You've been to gyms and "health clubs" and the like. Places where people go and use massive amounts of electricity to burn calories. What if instead, those calories were used to provide power to everybody else?
Look, people pay to go use treadmills and bikes and such. What if they could go somewhere
that had all those same amenities that gyms do, and pay nothing except their sweat AND feel good about how they're saving the environment at the same time? I think many of those people would go.
Obviously, if it's just one person on a treadmill, that person is unlikely to generate much power. My idea is technically difficult but may be workable, if the mechanical logistics can be worked out: Basically, what happens is that every stationary bike, every treadmill, every stairmaster, is hooked up via mechanical linkage to turning a massively huge stone or metal wheel. So what every person is doing is adding their effort to getting that wheel turning faster.
And of course that massive flywheel is turning an electrical generator. What I think is awesome about this is that once all the exercisers get it going, it can still continue to run and create power for, perhaps, hours, even after everybody is gone.
I'm thinking that maybe there could be a big display somewhere towards the "front' of the gym that shows the amount of electricity being generated. I would imagine that many people would get a kick out of running their ass off to raise it from 43.4 megawatts to 43.9. Maybe not.
The only problems:
1. I don't know how the mechanical linkages would work out, and I'm not sure they can actually be done.

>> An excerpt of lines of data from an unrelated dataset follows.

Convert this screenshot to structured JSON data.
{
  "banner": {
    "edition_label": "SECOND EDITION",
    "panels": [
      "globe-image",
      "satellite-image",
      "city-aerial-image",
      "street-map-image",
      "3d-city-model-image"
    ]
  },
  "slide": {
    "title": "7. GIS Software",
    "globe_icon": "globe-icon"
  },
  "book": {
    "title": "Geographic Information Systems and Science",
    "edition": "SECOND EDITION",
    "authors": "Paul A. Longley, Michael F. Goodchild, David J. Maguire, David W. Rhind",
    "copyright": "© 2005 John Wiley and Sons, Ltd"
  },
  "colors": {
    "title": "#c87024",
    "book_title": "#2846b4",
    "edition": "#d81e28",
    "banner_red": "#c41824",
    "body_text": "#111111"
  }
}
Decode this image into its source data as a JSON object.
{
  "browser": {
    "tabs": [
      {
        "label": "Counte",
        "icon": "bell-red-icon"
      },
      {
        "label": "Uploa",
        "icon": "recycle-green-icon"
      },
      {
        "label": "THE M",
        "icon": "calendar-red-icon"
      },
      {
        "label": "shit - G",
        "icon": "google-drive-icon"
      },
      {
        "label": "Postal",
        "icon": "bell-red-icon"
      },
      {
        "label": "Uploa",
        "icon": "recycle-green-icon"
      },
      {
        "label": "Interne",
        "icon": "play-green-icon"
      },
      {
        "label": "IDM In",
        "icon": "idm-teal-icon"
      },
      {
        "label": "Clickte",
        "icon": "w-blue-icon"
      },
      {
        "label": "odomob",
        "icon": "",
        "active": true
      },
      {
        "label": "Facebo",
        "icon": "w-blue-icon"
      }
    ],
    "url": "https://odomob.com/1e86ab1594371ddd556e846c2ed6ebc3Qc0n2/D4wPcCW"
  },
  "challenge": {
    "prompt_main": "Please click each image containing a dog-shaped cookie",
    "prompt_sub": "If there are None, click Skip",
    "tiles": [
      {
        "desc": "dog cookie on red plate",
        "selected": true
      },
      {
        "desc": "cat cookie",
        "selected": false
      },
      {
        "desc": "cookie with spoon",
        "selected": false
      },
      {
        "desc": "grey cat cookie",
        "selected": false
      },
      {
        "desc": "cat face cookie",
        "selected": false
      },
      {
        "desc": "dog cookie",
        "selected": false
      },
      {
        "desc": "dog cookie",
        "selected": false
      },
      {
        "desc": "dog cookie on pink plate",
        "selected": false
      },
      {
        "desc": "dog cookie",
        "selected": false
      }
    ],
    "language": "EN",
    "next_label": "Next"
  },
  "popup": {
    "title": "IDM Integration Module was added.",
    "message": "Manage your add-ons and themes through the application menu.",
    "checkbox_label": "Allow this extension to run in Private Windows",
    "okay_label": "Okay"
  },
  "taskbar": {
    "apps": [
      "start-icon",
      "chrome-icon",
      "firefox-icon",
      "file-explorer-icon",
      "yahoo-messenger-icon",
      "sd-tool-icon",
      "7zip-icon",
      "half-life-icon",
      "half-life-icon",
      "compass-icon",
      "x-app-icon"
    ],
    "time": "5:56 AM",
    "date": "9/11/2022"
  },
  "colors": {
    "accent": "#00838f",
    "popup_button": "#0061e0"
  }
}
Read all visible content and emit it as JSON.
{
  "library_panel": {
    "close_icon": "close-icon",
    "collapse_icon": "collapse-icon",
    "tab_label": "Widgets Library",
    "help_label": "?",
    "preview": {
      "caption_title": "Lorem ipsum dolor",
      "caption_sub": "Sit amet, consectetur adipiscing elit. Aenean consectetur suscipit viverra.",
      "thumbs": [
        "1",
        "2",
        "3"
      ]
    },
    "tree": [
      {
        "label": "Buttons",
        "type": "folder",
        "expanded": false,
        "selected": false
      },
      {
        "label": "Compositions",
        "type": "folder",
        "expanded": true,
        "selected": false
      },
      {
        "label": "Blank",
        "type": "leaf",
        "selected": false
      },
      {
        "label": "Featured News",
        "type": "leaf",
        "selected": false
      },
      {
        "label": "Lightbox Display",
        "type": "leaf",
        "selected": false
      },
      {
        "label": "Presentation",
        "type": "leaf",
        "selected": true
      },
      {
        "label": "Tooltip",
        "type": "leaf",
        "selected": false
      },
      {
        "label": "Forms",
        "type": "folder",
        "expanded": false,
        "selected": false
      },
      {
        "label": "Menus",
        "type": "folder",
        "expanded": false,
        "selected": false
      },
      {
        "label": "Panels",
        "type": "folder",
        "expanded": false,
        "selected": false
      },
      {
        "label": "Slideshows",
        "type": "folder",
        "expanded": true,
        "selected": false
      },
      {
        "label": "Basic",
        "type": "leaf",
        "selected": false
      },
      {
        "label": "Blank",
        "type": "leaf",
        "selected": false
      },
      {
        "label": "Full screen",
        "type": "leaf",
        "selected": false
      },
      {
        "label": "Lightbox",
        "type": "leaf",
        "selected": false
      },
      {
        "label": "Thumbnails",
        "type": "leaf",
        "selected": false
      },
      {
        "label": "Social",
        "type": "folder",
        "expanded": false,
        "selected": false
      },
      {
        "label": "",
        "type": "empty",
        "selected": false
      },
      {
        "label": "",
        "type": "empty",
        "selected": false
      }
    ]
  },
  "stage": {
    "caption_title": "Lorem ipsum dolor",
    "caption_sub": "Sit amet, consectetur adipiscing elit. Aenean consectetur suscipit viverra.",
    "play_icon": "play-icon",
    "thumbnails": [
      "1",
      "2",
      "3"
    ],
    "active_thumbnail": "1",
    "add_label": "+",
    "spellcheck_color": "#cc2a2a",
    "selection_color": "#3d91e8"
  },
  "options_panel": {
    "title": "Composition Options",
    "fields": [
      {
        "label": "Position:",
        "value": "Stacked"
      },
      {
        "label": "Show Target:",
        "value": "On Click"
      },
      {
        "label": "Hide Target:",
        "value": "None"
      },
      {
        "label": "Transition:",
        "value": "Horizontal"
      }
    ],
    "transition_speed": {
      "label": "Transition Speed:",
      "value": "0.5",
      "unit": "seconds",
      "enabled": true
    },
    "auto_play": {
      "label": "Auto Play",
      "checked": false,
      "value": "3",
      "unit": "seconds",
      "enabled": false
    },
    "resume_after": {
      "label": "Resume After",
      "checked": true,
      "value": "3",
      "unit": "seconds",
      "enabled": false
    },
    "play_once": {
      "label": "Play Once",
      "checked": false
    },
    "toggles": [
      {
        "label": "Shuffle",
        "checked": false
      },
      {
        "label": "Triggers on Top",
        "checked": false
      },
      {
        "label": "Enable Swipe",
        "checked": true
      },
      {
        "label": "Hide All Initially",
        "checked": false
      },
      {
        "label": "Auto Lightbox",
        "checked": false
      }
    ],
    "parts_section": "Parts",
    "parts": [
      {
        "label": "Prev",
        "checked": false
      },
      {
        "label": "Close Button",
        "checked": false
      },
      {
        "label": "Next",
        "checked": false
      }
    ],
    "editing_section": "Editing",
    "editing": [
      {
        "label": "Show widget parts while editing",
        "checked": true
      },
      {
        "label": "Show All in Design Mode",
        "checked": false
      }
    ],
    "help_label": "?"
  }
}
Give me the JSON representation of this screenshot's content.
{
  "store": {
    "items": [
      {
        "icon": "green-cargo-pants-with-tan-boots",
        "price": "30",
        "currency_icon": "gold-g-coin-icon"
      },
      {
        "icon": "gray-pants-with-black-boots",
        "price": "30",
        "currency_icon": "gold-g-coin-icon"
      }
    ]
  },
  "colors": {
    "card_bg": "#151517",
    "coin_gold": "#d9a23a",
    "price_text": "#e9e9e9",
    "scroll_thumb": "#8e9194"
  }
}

2. It would most certainly depend on the local power-generating authority to allow us to sell power back to them, otherwise this place would go broke.
3. Stupid people think it's important that they get that readout of exactly how many minutes they've run and how many calories they've burned, and I can't imagine figuring out how to modify normal exercise equipment to make that work while at the same time actually providing acceleration to the giant wheel that powers the place. Frankly if you've got to provide 120V to your exercise equipment, you're already sapping most of the energy available.
Still, though. If the *major* problem, namely the mechanical linkages providing power from every exercise machine in the place to powering the wheel, can be worked out, I think the other problems are solvable - and worth solving.